We Are Earth’s Children

“Listen: There is no earth but this earth and we are its children. The Earth is our home, and there is only one. The ground beneath our feet was millions of years in the making. Each leaf, each blade, each wing, each petal, each hair on the flank of a red fox, each scale on the sturgeon, each mallard feather, each pine needle and fragment of sassafras bark took millions of years to become, and we ourselves are millions of years in the making.” -Aurora Levins Morales, from “Earth Sh’ma,” a reading for Sukkot in her book Rimonim: Ritual Poetry of Jewish Liberation

Breathe and move with intention today, noticing your place among the children of the Earth.

 

Star Stuff

Carl Sagan famously said that we are all made of “star stuff.” All of what we know is made of the same elements that have for an unknowable amount of time combined and collided and exploded and collapsed upon each other.

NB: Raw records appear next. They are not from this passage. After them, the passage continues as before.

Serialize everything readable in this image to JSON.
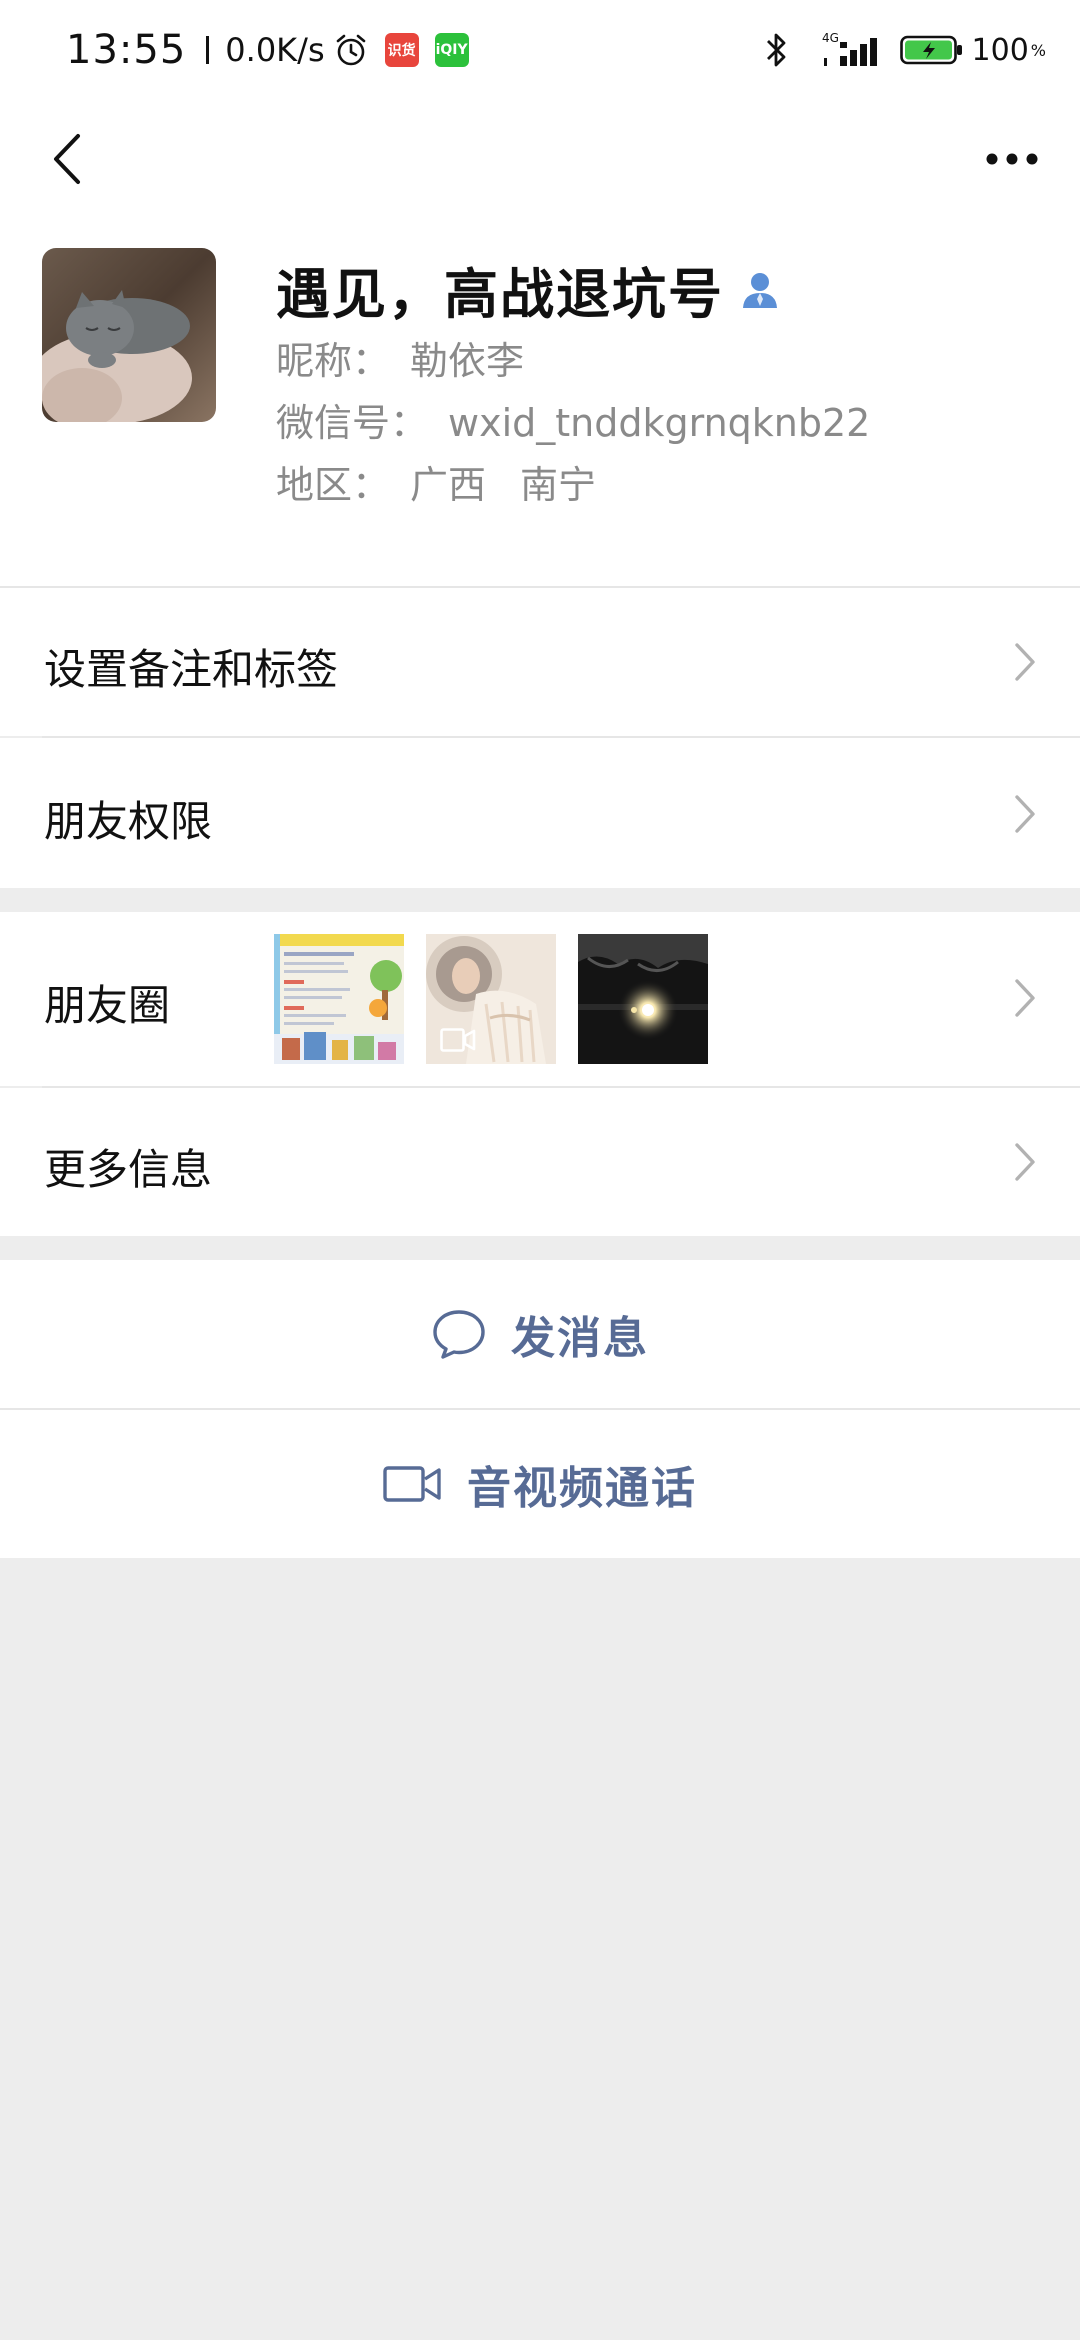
{
  "status_bar": {
    "time": "13:55",
    "net_speed": "0.0K/s",
    "app_badge_1": "识货",
    "app_badge_2": "iQIY",
    "network_type": "4G",
    "battery": "100",
    "battery_unit": "%",
    "colors": {
      "badge_red": "#e8453c",
      "badge_green": "#2cc13b",
      "battery_green": "#43c74a"
    }
  },
  "topnav": {
    "back_icon": "chevron-left-icon",
    "more_icon": "more-dots-icon"
  },
  "profile": {
    "name": "遇见，高战退坑号",
    "nickname_label": "昵称：",
    "nickname": "勒依李",
    "wxid_label": "微信号：",
    "wxid": "wxid_tnddkgrnqknb22",
    "region_label": "地区：",
    "region_province": "广西",
    "region_city": "南宁",
    "avatar_desc_icon": "avatar-cat-photo",
    "verified_icon": "person-icon"
  },
  "cells": {
    "remark": "设置备注和标签",
    "permissions": "朋友权限",
    "moments": "朋友圈",
    "more_info": "更多信息"
  },
  "actions": {
    "message": "发消息",
    "message_icon": "chat-bubble-icon",
    "call": "音视频通话",
    "call_icon": "video-camera-icon",
    "accent_color": "#576b95"
  }
}
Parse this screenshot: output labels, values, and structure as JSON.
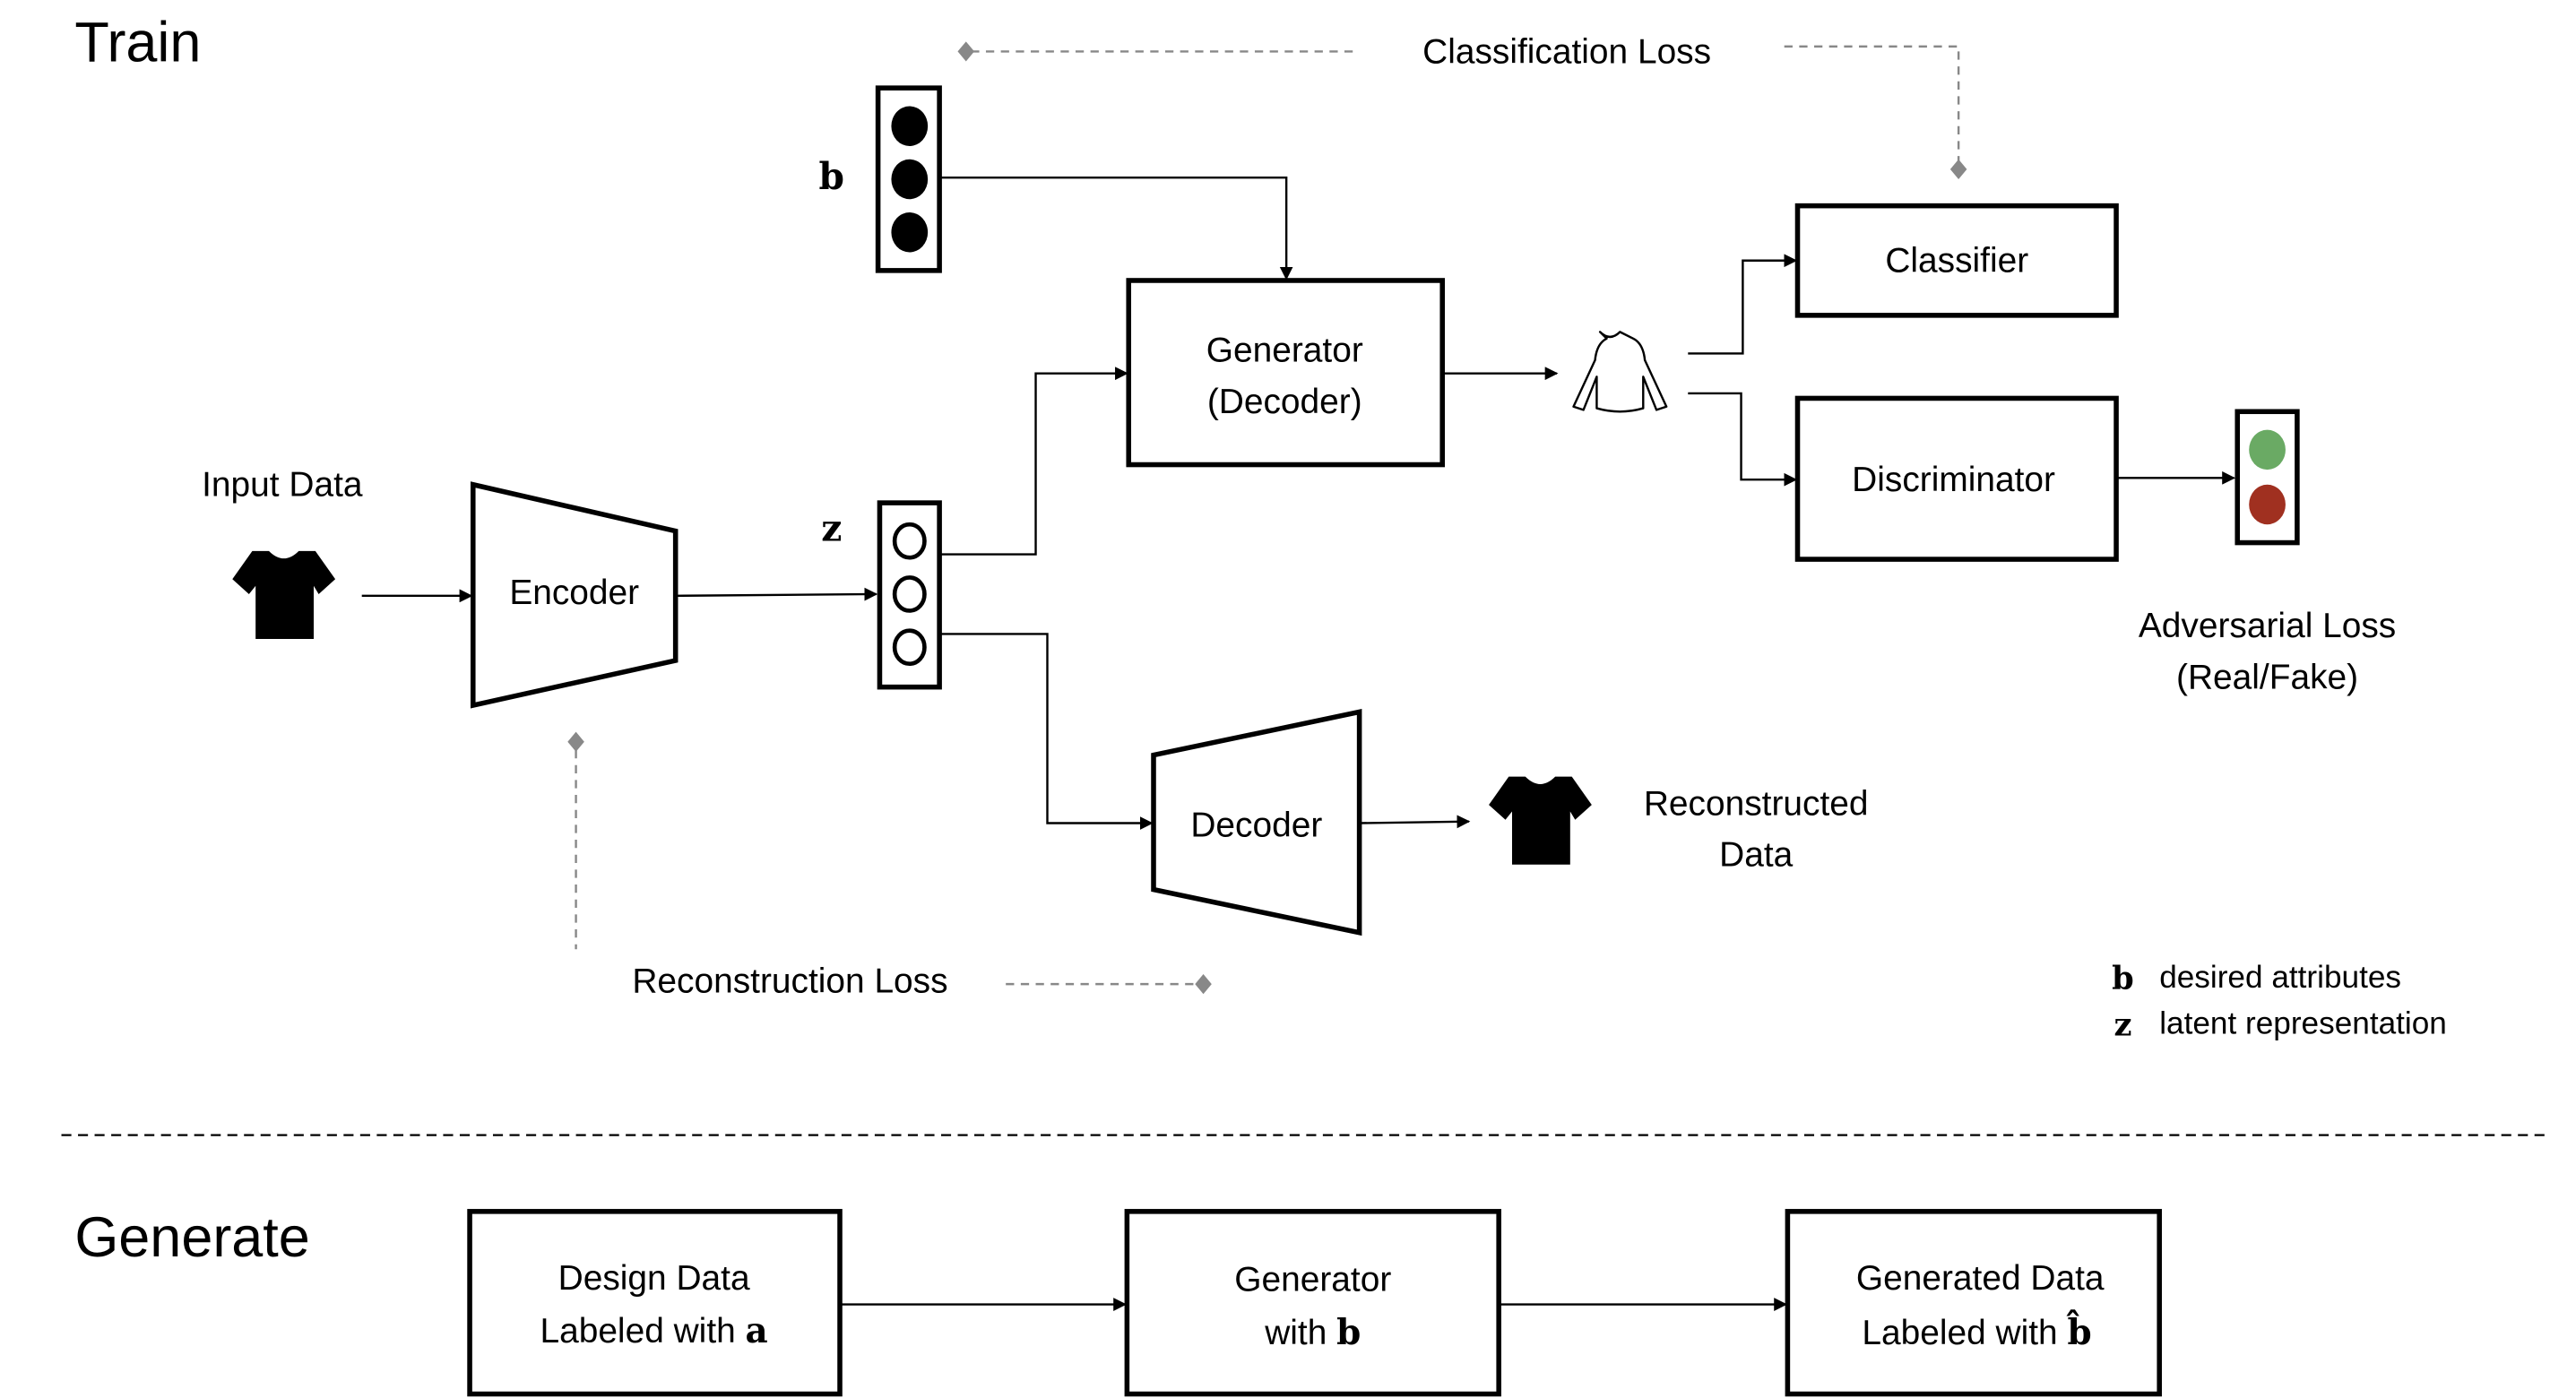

How are you changed knowing your connection to all that is, including the stars?

Going With The Flow

Have you ever taken the time to actually enjoy nature? To just go with the flow and rhythm of nature? Like hiking to a waterfall and then sitting down and watching it, listening to it, feeling its power in the vibrations of the ground. Or took some time to watch a squirrel playing in the park. You can get lost in time. You sit there for a few minutes, then realize that an hour has passed. But the other thing you realize is that your stress level is also much lower. Depression dissipates as a gentle calm takes over. That is when you know that you are one with nature. It’s like getting a hug from the Earth Mother.” -George P, a CLF member incarcerated in TN

Take some time to just enjoy nature wherever you are today.

Unintended Consequences

“Our forebears never dreamed that honoring the inherent worth and dignity of every person would result in the hyper-individualism and disconnection of our current culture. It never occurred to them that human agency could create global warming or decimate local food sheds or destroy the relational fabric of our communities.” -Gail Lindsay Marriner

How does nature help you distinguish between intent and impact?

Nature’s Foothold

I try to be kind, understanding. loving, and helpful to all though the environment I am now in often sees emotions and actions as a sign of weakness. I believe this exhibits the exact opposite, a sign of strength in the face of the cruelty of the penal system. This certainly is reinforced when I look at nature and how it seeks to find a foothold no matter the environment, from a mouse in a concrete prison cell to the wild flowers that dot our prison yard. If life can simply be no matter the landscape it finds itself in then why can’t I be myself, be the man I want to be, what I endeavor to be with every fiber of my being? If nature knows no other way than to survive and be itself, why shouldn’t I do the same? Am I not a part of this greater force, after all? -Light, a CLF member incarcerated in SC

What are lessons you take from the tenacity of nature?